1 resultado para Markov Random Fields
em Lume - Repositório Digital da Universidade Federal do Rio Grande do Sul
Resumo:
Point pattern matching in Euclidean Spaces is one of the fundamental problems in Pattern Recognition, having applications ranging from Computer Vision to Computational Chemistry. Whenever two complex patterns are encoded by two sets of points identifying their key features, their comparison can be seen as a point pattern matching problem. This work proposes a single approach to both exact and inexact point set matching in Euclidean Spaces of arbitrary dimension. In the case of exact matching, it is assured to find an optimal solution.
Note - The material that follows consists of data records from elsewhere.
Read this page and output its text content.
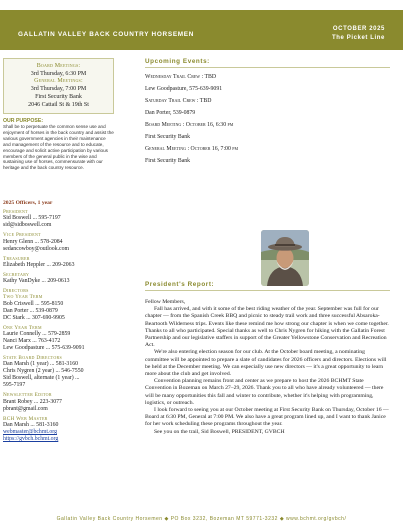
GALLATIN VALLEY BACK COUNTRY HORSEMEN
OCTOBER 2025
The Picket Line
Board Meetings:
3rd Thursday, 6:30 PM
General Meetings:
3rd Thursday, 7:00 PM
First Security Bank
2046 Cattail St & 19th St
OUR PURPOSE:
Shall be to perpetuate the common sense use and enjoyment of horses in the back country and assist the various government agencies in their maintenance and management of the resource and to educate, encourage and solicit active participation by various members of the general public in the wise and sustaining use of horses, commensurate with our heritage and the back country resource.
2025 Officers, 1 year
President
Sid Boswell ... 595-7197
sid@sidboswell.com
Vice President
Henry Glenn ... 578-2084
sedancowboy@outlook.com
Treasurer
Elizabeth Heppler ... 209-2063
Secretary
Kathy VanDyke ... 209-0613
Directors
Two Year Term
Bob Criswell ... 595-8150
Dan Porter ... 539-0879
DC Stark ... 307-690-9905
One Year Term
Laurie Connelly ... 579-2859
Nanci Marx ... 763-4172
Lew Goodpasture ... 575-639-9091
State Board Directors
Dan Marsh (1 year) ... 581-3160
Chris Nygren (2 year) ... 546-7550
Sid Boswell, alternate (1 year) ...
595-7197
Newsletter Editor
Brant Robey ... 223-3077
pbrant@gmail.com
BCH Web Master
Dan Marsh ... 581-3160
webmaster@bchmt.org
https://gvbch.bchmt.org
Upcoming Events:
Wednesday Trail Crew : TBD
Lew Goodpasture, 575-639-9091
Saturday Trail Crew : TBD
Dan Porter, 539-0879
Board Meeting : October 16, 6:30 pm
First Security Bank
General Meeting : October 16, 7:00 pm
First Security Bank
President's Report:

Fellow Members,

Fall has arrived, and with it some of the best riding weather of the year. September was full for our chapter — from the Spanish Creek BBQ and picnic to steady trail work and three successful Absaroka-Beartooth Wilderness trips. Events like these remind me how strong our chapter is when we come together. Thanks to all who participated. Special thanks as well to Chris Nygren for hiking with the Gallatin Forest Partnership and our legislative staffers in support of the Greater Yellowstone Conservation and Recreation Act.

We're also entering election season for our club. At the October board meeting, a nominating committee will be appointed to prepare a slate of candidates for 2026 officers and directors. Elections will be held at the December meeting. We can especially use new directors — it's a great opportunity to learn more about the club and get involved.

Convention planning remains front and center as we prepare to host the 2026 BCHMT State Convention in Bozeman on March 27–29, 2026. Thank you to all who have already volunteered — there will be many opportunities this fall and winter to contribute, whether it's helping with programming, logistics, or outreach.

I look forward to seeing you at our October meeting at First Security Bank on Thursday, October 16 — Board at 6:30 PM, General at 7:00 PM. We also have a great program lined up, and I want to thank Janice for her work scheduling these programs throughout the year.

See you on the trail, Sid Boswell, PRESIDENT, GVBCH

Gallatin Valley Back Country Horsemen ◆ PO Box 3232, Bozeman MT 59771-3232 ◆ www.bchmt.org/gvbch/
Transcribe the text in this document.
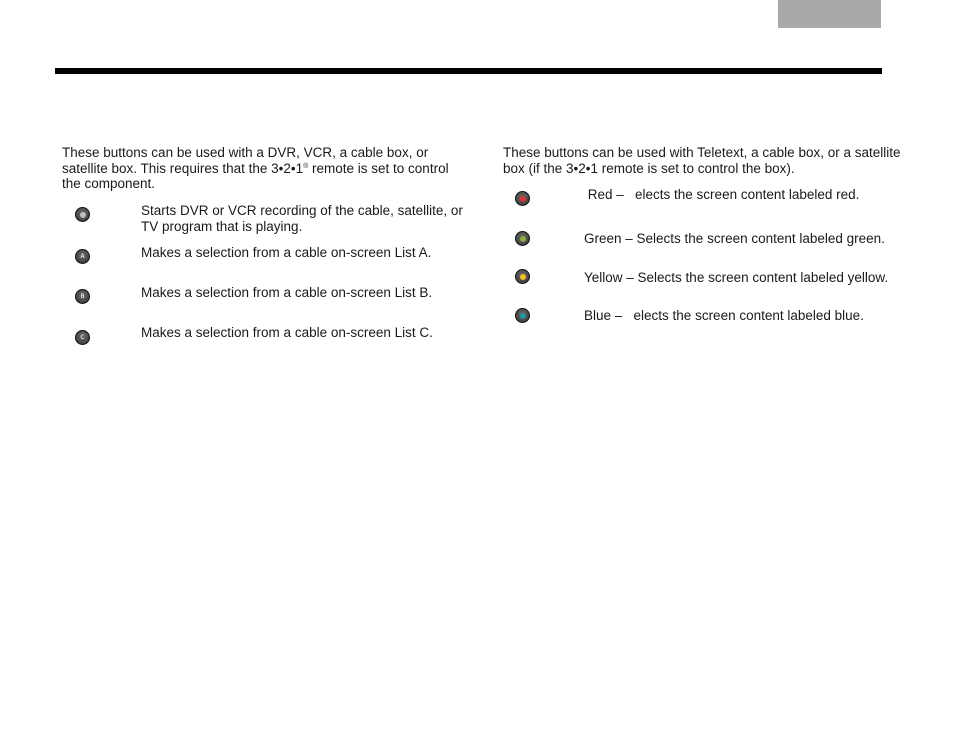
These buttons can be used with a DVR, VCR, a cable box, or satellite box. This requires that the 3•2•1® remote is set to control the component.

These buttons can be used with Teletext, a cable box, or a satellite box (if the 3•2•1 remote is set to control the box).

Starts DVR or VCR recording of the cable, satellite, or TV program that is playing.
A	Makes a selection from a cable on-screen List A.
B	Makes a selection from a cable on-screen List B.
C	Makes a selection from a cable on-screen List C.
Red –   elects the screen content labeled red.
Green – Selects the screen content labeled green.
Yellow – Selects the screen content labeled yellow.
Blue –   elects the screen content labeled blue.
For inexact matching (when noise is involved), experimental results confirm the validity of the approach. We start by regarding point pattern matching as a weighted graph matching problem. We then formulate the weighted graph matching problem as one of Bayesian inference in a probabilistic graphical model. By exploiting the existence of fundamental constraints in patterns embedded in Euclidean Spaces, we prove that for exact point set matching a simple graphical model is equivalent to the full model. It is possible to show that exact probabilistic inference in this simple model has polynomial time complexity with respect to the number of elements in the patterns to be matched. This gives rise to a technique that for exact matching provably finds a global optimum in polynomial time for any dimensionality of the underlying Euclidean Space. Computational experiments comparing this technique with well-known probabilistic relaxation labeling show significant performance improvement for inexact matching. The proposed approach is significantly more robust under augmentation of the sizes of the involved patterns. In the absence of noise, the results are always perfect.